芒克率性,爱交游,其故事流传之广,远超其诗。1973年初,他和彭刚分享了一个冻柿子后,宣布成立当代最早的“先锋派”,跳上列车南行,一路被赶,钱花光只好变卖衣物,靠芒克施“美男计”,才幸得安排回家。1978年底芒克和北岛互赠笔名,并创办《今天》。1980年《今天》被查,他们向文艺界名人求助,寂无回音,还是老革命严文井,敢于仗义执言。

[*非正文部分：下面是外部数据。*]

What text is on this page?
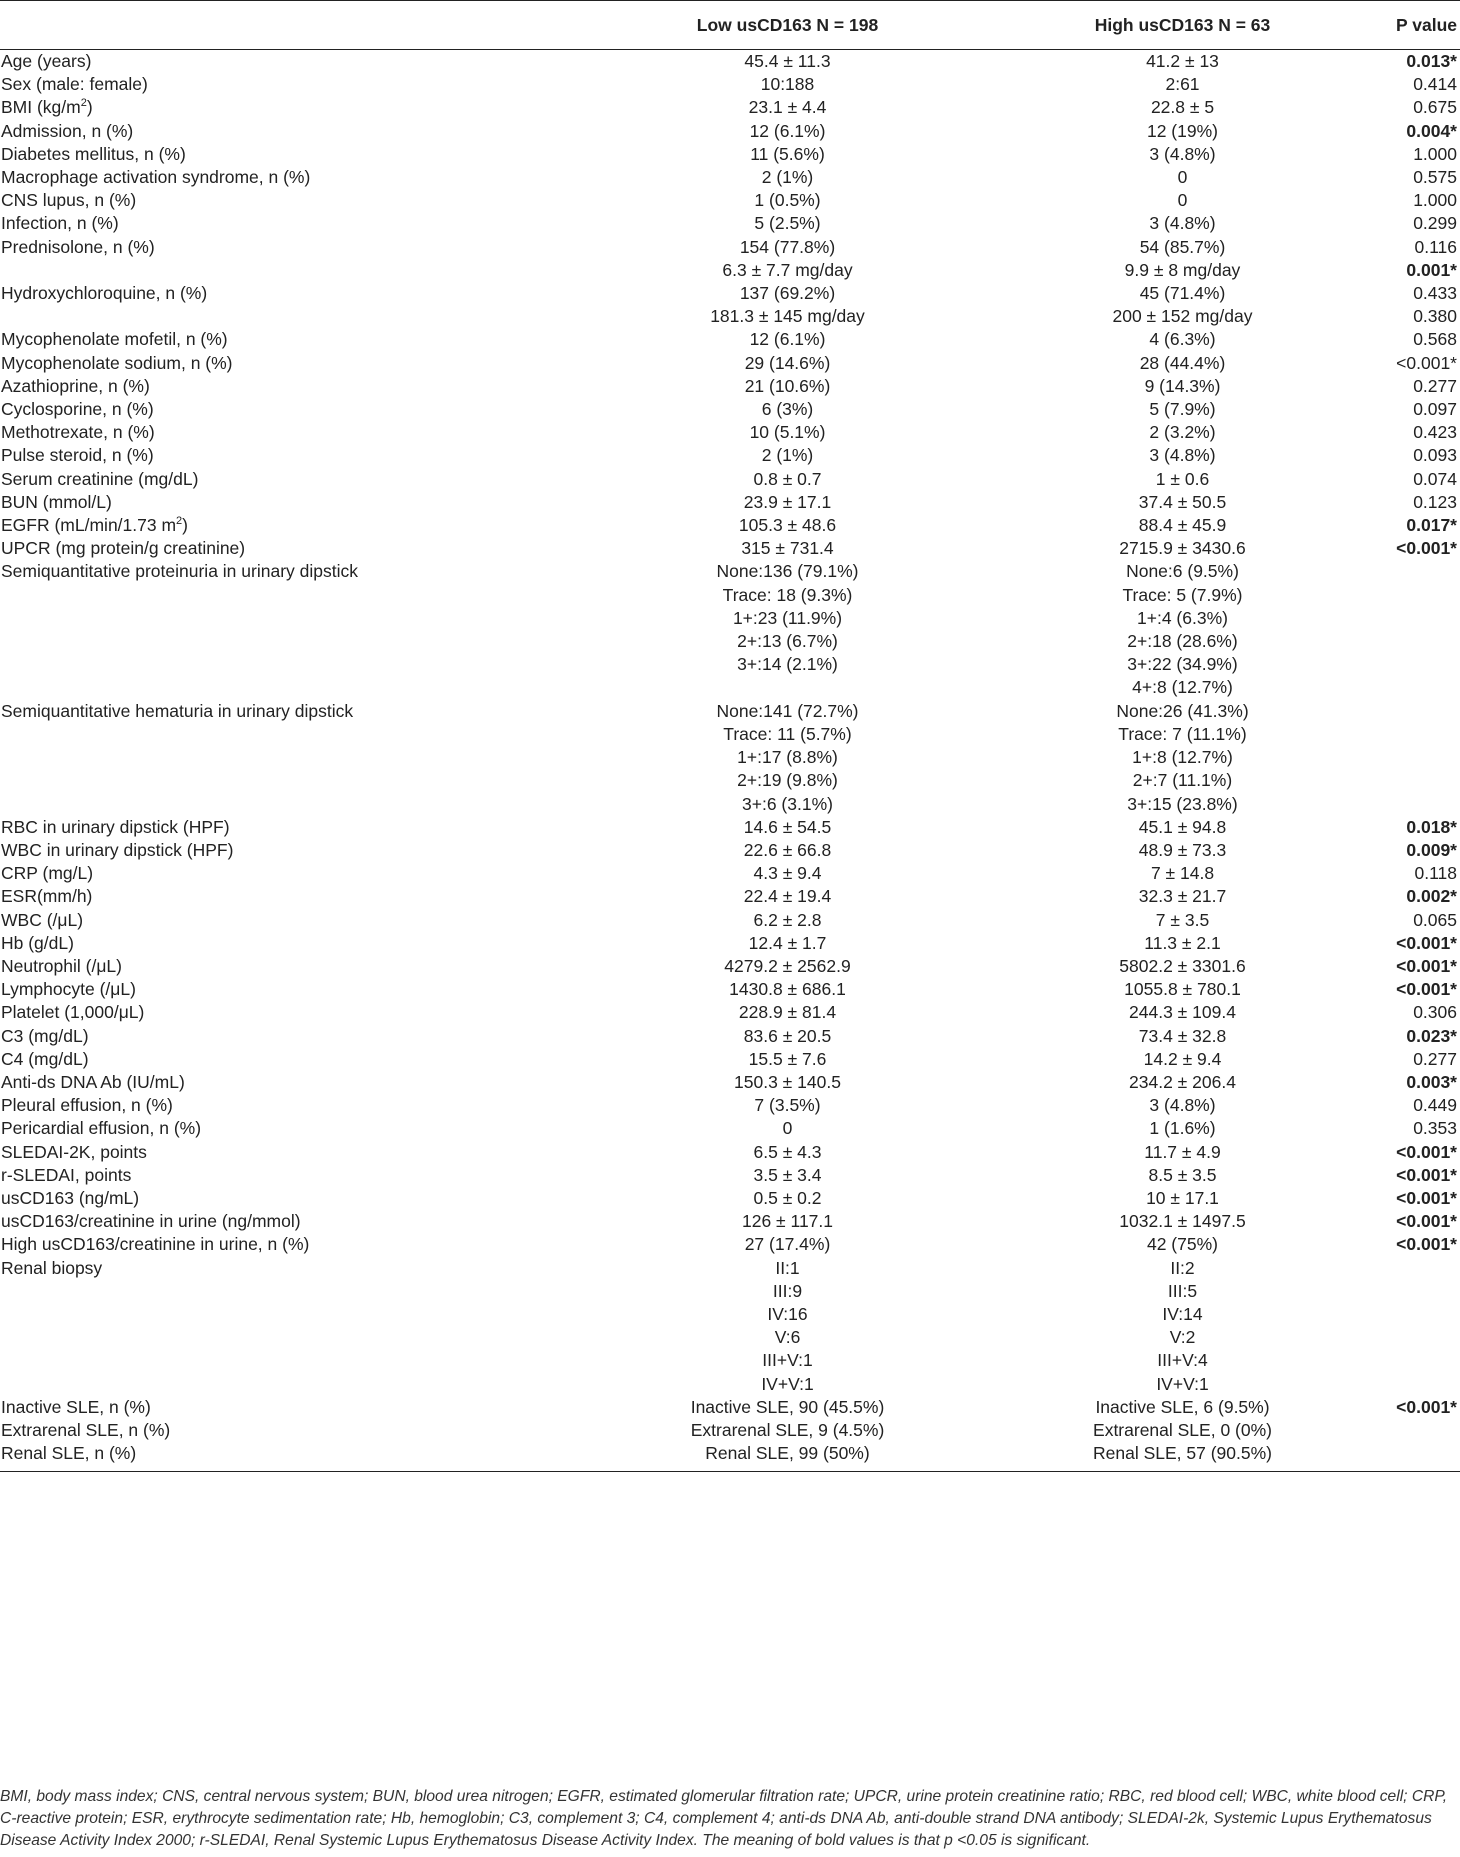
	Low usCD163 N = 198	High usCD163 N = 63	P value
Age (years)	45.4 ± 11.3	41.2 ± 13	0.013*
Sex (male: female)	10:188	2:61	0.414
BMI $(kg/m^2)$	23.1 ± 4.4	22.8 ± 5	0.675
Admission, n (%)	12 (6.1%)	12 (19%)	0.004*
Diabetes mellitus, n (%)	11 (5.6%)	3 (4.8%)	1.000
Macrophage activation syndrome, n (%)	2 (1%)	0	0.575
CNS lupus, n (%)	1 (0.5%)	0	1.000
Infection, n (%)	5 (2.5%)	3 (4.8%)	0.299
Prednisolone, n (%)	154 (77.8%)	54 (85.7%)	0.116
	6.3 ± 7.7 mg/day	9.9 ± 8 mg/day	0.001*
Hydroxychloroquine, n (%)	137 (69.2%)	45 (71.4%)	0.433
	181.3 ± 145 mg/day	200 ± 152 mg/day	0.380
Mycophenolate mofetil, n (%)	12 (6.1%)	4 (6.3%)	0.568
Mycophenolate sodium, n (%)	29 (14.6%)	28 (44.4%)	<0.001*
Azathioprine, n (%)	21 (10.6%)	9 (14.3%)	0.277
Cyclosporine, n (%)	6 (3%)	5 (7.9%)	0.097
Methotrexate, n (%)	10 (5.1%)	2 (3.2%)	0.423
Pulse steroid, n (%)	2 (1%)	3 (4.8%)	0.093
Serum creatinine (mg/dL)	0.8 ± 0.7	1 ± 0.6	0.074
BUN (mmol/L)	23.9 ± 17.1	37.4 ± 50.5	0.123
EGFR (mL/min/1.73 $m^2$)	105.3 ± 48.6	88.4 ± 45.9	0.017*
UPCR (mg protein/g creatinine)	315 ± 731.4	2715.9 ± 3430.6	<0.001*
Semiquantitative proteinuria in urinary dipstick	None:136 (79.1%)	None:6 (9.5%)	
	Trace: 18 (9.3%)	Trace: 5 (7.9%)	
	1+:23 (11.9%)	1+:4 (6.3%)	
	2+:13 (6.7%)	2+:18 (28.6%)	
	3+:14 (2.1%)	3+:22 (34.9%)	
		4+:8 (12.7%)	
Semiquantitative hematuria in urinary dipstick	None:141 (72.7%)	None:26 (41.3%)	
	Trace: 11 (5.7%)	Trace: 7 (11.1%)	
	1+:17 (8.8%)	1+:8 (12.7%)	
	2+:19 (9.8%)	2+:7 (11.1%)	
	3+:6 (3.1%)	3+:15 (23.8%)	
RBC in urinary dipstick (HPF)	14.6 ± 54.5	45.1 ± 94.8	0.018*
WBC in urinary dipstick (HPF)	22.6 ± 66.8	48.9 ± 73.3	0.009*
CRP (mg/L)	4.3 ± 9.4	7 ± 14.8	0.118
ESR(mm/h)	22.4 ± 19.4	32.3 ± 21.7	0.002*
WBC (/μL)	6.2 ± 2.8	7 ± 3.5	0.065
Hb (g/dL)	12.4 ± 1.7	11.3 ± 2.1	<0.001*
Neutrophil (/μL)	4279.2 ± 2562.9	5802.2 ± 3301.6	<0.001*
Lymphocyte (/μL)	1430.8 ± 686.1	1055.8 ± 780.1	<0.001*
Platelet (1,000/μL)	228.9 ± 81.4	244.3 ± 109.4	0.306
C3 (mg/dL)	83.6 ± 20.5	73.4 ± 32.8	0.023*
C4 (mg/dL)	15.5 ± 7.6	14.2 ± 9.4	0.277
Anti-ds DNA Ab (IU/mL)	150.3 ± 140.5	234.2 ± 206.4	0.003*
Pleural effusion, n (%)	7 (3.5%)	3 (4.8%)	0.449
Pericardial effusion, n (%)	0	1 (1.6%)	0.353
SLEDAI-2K, points	6.5 ± 4.3	11.7 ± 4.9	<0.001*
r-SLEDAI, points	3.5 ± 3.4	8.5 ± 3.5	<0.001*
usCD163 (ng/mL)	0.5 ± 0.2	10 ± 17.1	<0.001*
usCD163/creatinine in urine (ng/mmol)	126 ± 117.1	1032.1 ± 1497.5	<0.001*
High usCD163/creatinine in urine, n (%)	27 (17.4%)	42 (75%)	<0.001*
Renal biopsy	II:1	II:2	
	III:9	III:5	
	IV:16	IV:14	
	V:6	V:2	
	III+V:1	III+V:4	
	IV+V:1	IV+V:1	
Inactive SLE, n (%)	Inactive SLE, 90 (45.5%)	Inactive SLE, 6 (9.5%)	<0.001*
Extrarenal SLE, n (%)	Extrarenal SLE, 9 (4.5%)	Extrarenal SLE, 0 (0%)	
Renal SLE, n (%)	Renal SLE, 99 (50%)	Renal SLE, 57 (90.5%)	
BMI, body mass index; CNS, central nervous system; BUN, blood urea nitrogen; EGFR, estimated glomerular filtration rate; UPCR, urine protein creatinine ratio; RBC, red blood cell; WBC, white blood cell; CRP, C-reactive protein; ESR, erythrocyte sedimentation rate; Hb, hemoglobin; C3, complement 3; C4, complement 4; anti-ds DNA Ab, anti-double strand DNA antibody; SLEDAI-2k, Systemic Lupus Erythematosus Disease Activity Index 2000; r-SLEDAI, Renal Systemic Lupus Erythematosus Disease Activity Index. The meaning of bold values is that p <0.05 is significant.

同年中,芒克被工厂开除,他父亲对儿子写诗“招事”极其反感,声言要断绝父子关系,但后来病重,芒克却发现他在偷偷读自己的诗。
1998年,我辗转托师友联系上芒克采访,听他讲诗歌旧事——他那时养的两只猫,在阳台上咚咚地跳着够毛线,一会儿又你追我赶,从房中冲入洗手间上蹿下跳,芒克偶尔还要分出神去呵斥,情景历历,恍如昨天。